Rudy Ruettiger of Notre Dame, Abraham Lincoln, Michael Jordan, and Colonel Sanders all have something in common. They are all famous people inked in our history books who have impacted our lives in some way, but they were also known for being the underdog. The odds were not in their favor to succeed. People say that Colonel Sanders was rejected 1,009 times before he got his first “yes” to the idea of starting a little franchise entitled Kentucky Fried Chicken. Just think, if he would have quit after the 1,008th rejection. We would have never experienced a warm buttery biscuit with creamy potatoes and fried chicken for lunch as we promised ourselves that we would have salad for dinner.
These stories go through my mind as I think about military families fighting for better services for their children on the spectrum. Are we the underdogs in this fight? I think we are. With every small step we gain crawling up the mountain of TRICARE policy debacles and bureaucracy, we slip two steps down. We continue to dig our fingers into the side and pray for a tight enough grip in the hopes of not having to lose too much ground. Our military families have experienced loss in care that is often due to politics and a sense of complacency for treating children who have serious behaviors that continuously debilitates their quality of life.
What makes it so complicated about changing policy with TRICARE is that there isn’t one point of contact that can make those changes. If you don’t like your lawn service, it’s advertised that if you call a certain number, you can speak to someone to voice your concerns. Many times I will drive behind a truck that will say, “How is my driving? Call this number if you see me driving like a maniac.” The numbers are out there and, generally, your opinion is that if you call that number, you will speak with a human that will work with you to fix the problem. With TRICARE, this isn’t the case and, in my opinion, they use this to their advantage to tamper with policies that affect our children.
With military families, it’s common to be notified of a policy change after it happens or they will be told, “This is happening. Brace yourselves for the change.” People not associated with the military may think, “Just make a stink. They’ll listen and change their ways.” Not so fast. Our military has created a culture where you take what you are given and you do your best to make it work. I’ve never gone to my husband and said, “This deployment isn’t working for me, I want you to tell your commander that you need to come home.” The same thing goes for PCS moves, pay, and yes, insurance. You always have options to buy extra insurance, but there is something deep down that hinders us from making that choice. Our family makes sacrifices daily for this entitlement so it should deliver.
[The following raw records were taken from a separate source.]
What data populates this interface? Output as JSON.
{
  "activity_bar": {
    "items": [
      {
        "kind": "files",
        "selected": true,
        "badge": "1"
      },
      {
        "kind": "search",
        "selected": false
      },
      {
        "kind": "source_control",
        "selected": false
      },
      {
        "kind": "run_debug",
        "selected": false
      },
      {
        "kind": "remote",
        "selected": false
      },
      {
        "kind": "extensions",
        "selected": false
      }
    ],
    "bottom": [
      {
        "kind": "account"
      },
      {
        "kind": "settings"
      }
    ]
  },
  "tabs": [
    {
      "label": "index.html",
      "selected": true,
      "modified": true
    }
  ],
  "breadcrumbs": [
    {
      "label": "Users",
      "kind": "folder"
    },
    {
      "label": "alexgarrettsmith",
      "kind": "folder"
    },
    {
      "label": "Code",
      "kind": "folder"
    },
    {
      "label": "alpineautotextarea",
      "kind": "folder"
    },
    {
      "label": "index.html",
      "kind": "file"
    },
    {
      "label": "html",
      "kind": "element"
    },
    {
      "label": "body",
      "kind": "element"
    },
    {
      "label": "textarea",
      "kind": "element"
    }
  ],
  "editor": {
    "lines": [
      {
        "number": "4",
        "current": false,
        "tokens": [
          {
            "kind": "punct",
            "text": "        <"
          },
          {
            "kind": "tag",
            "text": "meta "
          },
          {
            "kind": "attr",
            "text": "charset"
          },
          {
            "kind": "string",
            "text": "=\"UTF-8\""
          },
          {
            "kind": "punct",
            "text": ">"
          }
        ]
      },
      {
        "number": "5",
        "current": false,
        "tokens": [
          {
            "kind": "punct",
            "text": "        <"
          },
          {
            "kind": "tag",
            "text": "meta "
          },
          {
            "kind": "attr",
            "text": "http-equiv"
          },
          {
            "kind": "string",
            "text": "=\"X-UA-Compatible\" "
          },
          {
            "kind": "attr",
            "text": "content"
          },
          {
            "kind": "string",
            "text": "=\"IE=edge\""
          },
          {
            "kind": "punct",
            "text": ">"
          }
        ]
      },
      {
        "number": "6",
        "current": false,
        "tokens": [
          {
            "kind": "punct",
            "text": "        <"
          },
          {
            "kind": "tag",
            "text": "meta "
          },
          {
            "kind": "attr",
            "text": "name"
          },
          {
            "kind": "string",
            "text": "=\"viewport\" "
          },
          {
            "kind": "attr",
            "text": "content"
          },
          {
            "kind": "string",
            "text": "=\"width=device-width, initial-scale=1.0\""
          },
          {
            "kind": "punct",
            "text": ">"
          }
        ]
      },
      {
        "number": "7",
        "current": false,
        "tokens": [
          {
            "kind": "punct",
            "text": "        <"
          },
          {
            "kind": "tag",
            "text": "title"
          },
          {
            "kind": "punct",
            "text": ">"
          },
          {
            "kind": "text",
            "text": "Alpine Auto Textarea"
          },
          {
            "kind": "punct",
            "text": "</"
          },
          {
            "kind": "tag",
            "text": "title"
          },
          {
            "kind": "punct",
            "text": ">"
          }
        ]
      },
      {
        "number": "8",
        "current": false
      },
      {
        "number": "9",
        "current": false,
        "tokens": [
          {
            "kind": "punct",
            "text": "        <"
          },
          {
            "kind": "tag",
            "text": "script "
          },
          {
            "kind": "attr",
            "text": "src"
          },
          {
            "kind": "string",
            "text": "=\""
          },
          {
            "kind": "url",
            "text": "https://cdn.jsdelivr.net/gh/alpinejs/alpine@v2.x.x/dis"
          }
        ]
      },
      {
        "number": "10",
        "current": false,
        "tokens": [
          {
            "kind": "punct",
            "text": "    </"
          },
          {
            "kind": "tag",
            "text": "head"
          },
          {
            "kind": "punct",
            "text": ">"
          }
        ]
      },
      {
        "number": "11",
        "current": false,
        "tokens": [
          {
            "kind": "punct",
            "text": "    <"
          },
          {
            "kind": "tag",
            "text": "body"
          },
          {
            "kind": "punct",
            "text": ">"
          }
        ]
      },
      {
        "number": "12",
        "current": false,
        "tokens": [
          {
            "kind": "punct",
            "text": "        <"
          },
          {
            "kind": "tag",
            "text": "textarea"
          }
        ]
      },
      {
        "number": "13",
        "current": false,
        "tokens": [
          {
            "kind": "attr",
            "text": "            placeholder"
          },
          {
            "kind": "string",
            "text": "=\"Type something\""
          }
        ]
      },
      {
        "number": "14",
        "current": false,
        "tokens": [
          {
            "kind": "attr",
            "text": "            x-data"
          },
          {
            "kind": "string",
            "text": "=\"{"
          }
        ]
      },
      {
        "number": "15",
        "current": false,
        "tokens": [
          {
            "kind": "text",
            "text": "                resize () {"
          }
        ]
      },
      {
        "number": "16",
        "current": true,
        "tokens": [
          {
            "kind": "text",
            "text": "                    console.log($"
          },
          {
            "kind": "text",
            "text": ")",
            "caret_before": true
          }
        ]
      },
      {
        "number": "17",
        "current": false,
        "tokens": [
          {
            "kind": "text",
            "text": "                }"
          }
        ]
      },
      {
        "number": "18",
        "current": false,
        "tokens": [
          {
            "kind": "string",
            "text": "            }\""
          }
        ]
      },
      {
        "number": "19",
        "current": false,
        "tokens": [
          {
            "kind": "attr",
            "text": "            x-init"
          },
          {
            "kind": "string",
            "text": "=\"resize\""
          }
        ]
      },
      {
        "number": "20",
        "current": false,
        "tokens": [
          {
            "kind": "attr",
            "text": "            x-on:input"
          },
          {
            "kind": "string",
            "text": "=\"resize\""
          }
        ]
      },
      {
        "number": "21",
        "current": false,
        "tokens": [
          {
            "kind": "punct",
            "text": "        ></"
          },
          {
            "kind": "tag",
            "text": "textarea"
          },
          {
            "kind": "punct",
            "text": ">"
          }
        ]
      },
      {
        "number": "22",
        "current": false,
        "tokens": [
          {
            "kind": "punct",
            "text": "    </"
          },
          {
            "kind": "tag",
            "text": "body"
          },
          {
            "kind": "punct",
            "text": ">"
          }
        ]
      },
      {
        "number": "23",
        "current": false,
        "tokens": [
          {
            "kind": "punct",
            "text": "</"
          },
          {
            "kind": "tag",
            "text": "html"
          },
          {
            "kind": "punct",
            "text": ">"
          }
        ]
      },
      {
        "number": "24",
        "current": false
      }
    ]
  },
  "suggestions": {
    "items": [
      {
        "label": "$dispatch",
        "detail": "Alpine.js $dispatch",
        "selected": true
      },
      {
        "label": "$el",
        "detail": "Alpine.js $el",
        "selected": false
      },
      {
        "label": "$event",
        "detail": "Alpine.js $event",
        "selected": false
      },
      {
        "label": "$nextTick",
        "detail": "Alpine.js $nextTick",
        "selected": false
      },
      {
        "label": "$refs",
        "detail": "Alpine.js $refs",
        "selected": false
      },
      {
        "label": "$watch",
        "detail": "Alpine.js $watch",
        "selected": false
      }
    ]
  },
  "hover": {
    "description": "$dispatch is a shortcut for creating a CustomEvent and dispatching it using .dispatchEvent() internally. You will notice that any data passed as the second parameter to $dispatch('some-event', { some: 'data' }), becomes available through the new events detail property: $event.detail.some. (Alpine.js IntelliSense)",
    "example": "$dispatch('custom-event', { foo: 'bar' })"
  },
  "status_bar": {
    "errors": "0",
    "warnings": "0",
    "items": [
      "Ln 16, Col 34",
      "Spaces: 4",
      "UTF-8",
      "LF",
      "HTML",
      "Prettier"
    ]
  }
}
We have military families who deserve an entitlement that should deliver all the time. We live in a culture that hinders questioning the big dog and at times this creates a recipe for disaster. In this case, the disaster affects the family, but don’t write us off just yet. There is an underdog out there and they happen to be military families. These families are looking for that number to call. They’ve realized that there isn’t an easy number to find, so they dig. They knock on doors, email leadership, write Congress, and start to research how complicated it is to reach those who make decisions.
One might think this would be all it takes, but it’s more difficult than you’d think. TRICARE stands their ground and tells leadership what they want to hear and that their policies are sound. Then we have a situation of he said-she said. Who will leadership believe? Will it be TRICARE, or the group of families scattered all over the nation who are tired and weary? TRICARE has access to military leadership, but our military families still hold on to the idea of putting their heads down and living with what they have been given.
The fight still continues and I’ll admit the big dog, TRICARE, has a lot in their favor. They have experience and determination to ensure these policies stay in affect. TRICARE also wants to instill the belief that we should be happy with what we receive and that it is good enough, but I’m not so sure. Don’t write off the underdog just yet. The fight isn’t over and I have a feeling the underdog has an investment that is far too valuable. The underdog is fighting for their children.